Las “puertas” de acceso a esta segunda realidad son, entre otras, la investigación científica (peligrosa por sus posibles consecuencias), el viaje onírico (placentero pero peligroso por su posible destino y no resultar fácil el regreso), la lectura de libros prohibidos (grimorios mágicos por ejemplo como el Necronomicón) o escuchar cierto tipo de música (sonido de crótalos y flautas fundamentalmente). A veces también se puede llegar hasta ella de forma “evolutiva” como resultado de una endogamia degenerativa en lugares aislados que acaba produciendo seres aberrantes y monstruosos como en “El horror de Dunwich” (1928) o ser convocados estos seres a través de objetos mágicos como en “El morador de las tinieblas” (1935).

Los viajes oníricos, a través del tiempo, más frecuentes en su primera etapa de producción, son de clara herencia dunsaniana. En “La llave de plata” (1926) podemos leer: «existen repliegues en el tiempo y en el espacio, en la fantasía y en la realidad, que solo un soñador puede adivinar; y, por lo que sé de Carter, creo que ha descubierto una forma de atravesar esos laberintos» [3].

En el “El Extraño” (1921), vemos las funestas consecuencias de un viaje onírico: «ahora cabalgo en el viento nocturno con los espíritus necrófagos, burlescos y amistosos, y juego durante el día entre las catacumbas de Nefrén-Ka, en el valle sellado e ignoto de Hadoth, junto al Nilo. Se que no hay luz para mí, salvo la que derrama la luna sobre las tumbas rocosas de Neb. Porque aunque el nepente me ha calmado, sé que soy un extraño; un intruso en este siglo y entre los que aún son hombres» [4].

Siguiendo sus narraciones, es importante observar que resulta mucho más fácil ir de la primera dimensión a la segunda que al contrario. De vuelta a la realidad cotidiana a veces se produce un efecto retorno brusco, como el despertar en un hospital psiquiátrico como en “La llamada de Cthulhu” (1926). Analizando estos dos callejones sin salida, vemos que el mundo según lo pensó Lovecraft es un mundo sin deseo e incluso sin sujeto. Aunque es de agradecer que no siempre cifró por completo el destino de sus personajes.

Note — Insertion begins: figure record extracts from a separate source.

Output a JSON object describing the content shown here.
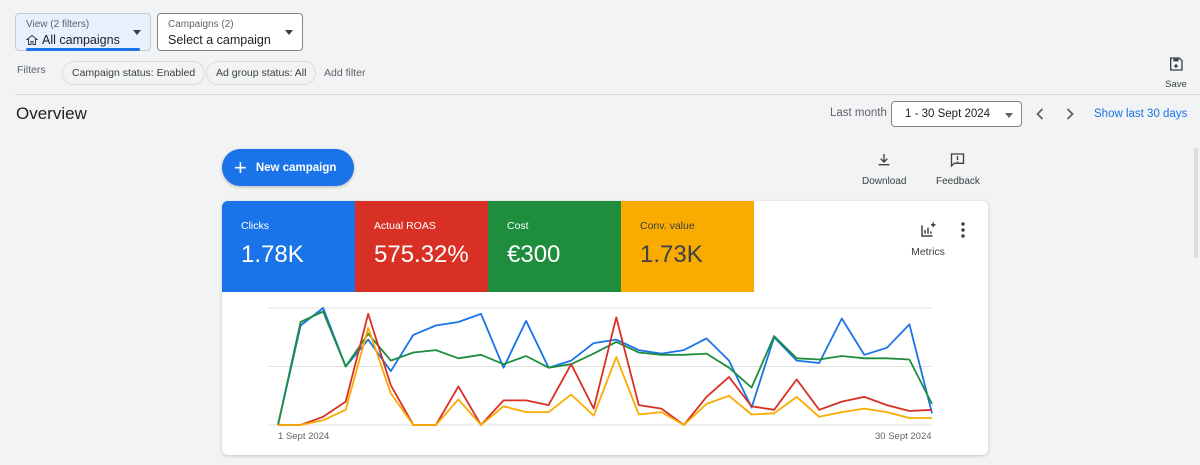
{
  "top": {
    "view_selector": {
      "small": "View (2 filters)",
      "label": "All campaigns"
    },
    "campaign_selector": {
      "small": "Campaigns (2)",
      "label": "Select a campaign"
    }
  },
  "filters": {
    "label": "Filters",
    "chips": [
      "Campaign status: Enabled",
      "Ad group status: All"
    ],
    "add_label": "Add filter"
  },
  "save_label": "Save",
  "overview": {
    "title": "Overview",
    "range_label": "Last month",
    "date_range": "1 - 30 Sept 2024",
    "show_last": "Show last 30 days"
  },
  "actions": {
    "new_campaign": "New campaign",
    "download": "Download",
    "feedback": "Feedback",
    "metrics": "Metrics"
  },
  "metrics": [
    {
      "name": "Clicks",
      "value": "1.78K",
      "color": "#1a73e8"
    },
    {
      "name": "Actual ROAS",
      "value": "575.32%",
      "color": "#d93025"
    },
    {
      "name": "Cost",
      "value": "€300",
      "color": "#1e8e3e"
    },
    {
      "name": "Conv. value",
      "value": "1.73K",
      "color": "#f9ab00"
    }
  ],
  "chart_data": {
    "type": "line",
    "x": [
      "1 Sept 2024",
      "2",
      "3",
      "4",
      "5",
      "6",
      "7",
      "8",
      "9",
      "10",
      "11",
      "12",
      "13",
      "14",
      "15",
      "16",
      "17",
      "18",
      "19",
      "20",
      "21",
      "22",
      "23",
      "24",
      "25",
      "26",
      "27",
      "28",
      "29",
      "30 Sept 2024"
    ],
    "x_tick_labels": [
      "1 Sept 2024",
      "30 Sept 2024"
    ],
    "ylim": [
      0,
      1
    ],
    "grid": true,
    "series": [
      {
        "color": "#1a73e8",
        "values": [
          0.0,
          0.85,
          1.0,
          0.5,
          0.73,
          0.46,
          0.77,
          0.85,
          0.88,
          0.95,
          0.49,
          0.89,
          0.49,
          0.55,
          0.7,
          0.73,
          0.64,
          0.61,
          0.64,
          0.74,
          0.55,
          0.15,
          0.75,
          0.55,
          0.53,
          0.91,
          0.6,
          0.66,
          0.86,
          0.1
        ]
      },
      {
        "color": "#1e8e3e",
        "values": [
          0.0,
          0.88,
          0.97,
          0.5,
          0.78,
          0.55,
          0.62,
          0.64,
          0.57,
          0.6,
          0.52,
          0.59,
          0.49,
          0.52,
          0.61,
          0.71,
          0.62,
          0.6,
          0.6,
          0.61,
          0.49,
          0.32,
          0.76,
          0.57,
          0.56,
          0.59,
          0.57,
          0.57,
          0.56,
          0.18
        ]
      },
      {
        "color": "#d93025",
        "values": [
          0.0,
          0.0,
          0.07,
          0.2,
          0.95,
          0.34,
          0.0,
          0.0,
          0.33,
          0.0,
          0.21,
          0.21,
          0.17,
          0.52,
          0.14,
          0.92,
          0.17,
          0.14,
          0.0,
          0.24,
          0.41,
          0.16,
          0.13,
          0.39,
          0.13,
          0.2,
          0.24,
          0.17,
          0.12,
          0.13
        ]
      },
      {
        "color": "#f9ab00",
        "values": [
          0.0,
          0.0,
          0.04,
          0.13,
          0.83,
          0.27,
          0.0,
          0.0,
          0.22,
          0.0,
          0.16,
          0.11,
          0.11,
          0.26,
          0.08,
          0.58,
          0.09,
          0.11,
          0.0,
          0.18,
          0.25,
          0.09,
          0.1,
          0.24,
          0.07,
          0.11,
          0.14,
          0.11,
          0.06,
          0.06
        ]
      }
    ]
  }
}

Quedaba la puerta abierta a que puedan hacer con lo mismo, otra cosa.

El horror, en suma, funcionaría como un condensador de goce del cual la escritura sería una especie de nepente, droga que según La Odisea calmaba el dolor y la cólera. El horror entonces para el escritor produciría tanto placer como aflicción. Y sus protagonistas huyen de él y lo buscan al mismo tiempo como en las “La sombras sobre Insmouth” (1931) lo que justifica considerarlo éxtimo.

El horror funciona en cierta forma también por acumulación, al ir comprobando distintas informaciones y sucesos, invadiendo progresivamente todo el campo de la realidad como en “Las montañas de la locura” (1936) o “La sombra de Insmouth” (1931). Respecto a sus narraciones Lovecraft reconocía con frecuencia la insuficiencia del lenguaje para dar cuenta de ciertos sucesos aludiendo con frecuencia a lo “innominable” o “indescriptible”.

El crescendo y sus criaturas

Sus seres sobrenaturales, si llegar a ser vistos, no suelen poder integrarse en una visión totalizante. Se hallan en una especie de fuera de campo cinematográfico, que al iluminar un ángulo se ocultaran otros. Muchas veces son apenas intuidos y escuchados (llegan a través del objeto voz con más frecuencia que el objeto mirada), siendo solo discernible o extraíble algún rasgo particular como su viscosidad, un susurro o un zumbido. Estos, habitualmente no hablan y solo emiten sonidos aterradores y no están sujetos a cierta humanización, que puede producirnos cierta ternura o compasión, como el Asterión de Borges o el cíclope Polifemo de la Odisea.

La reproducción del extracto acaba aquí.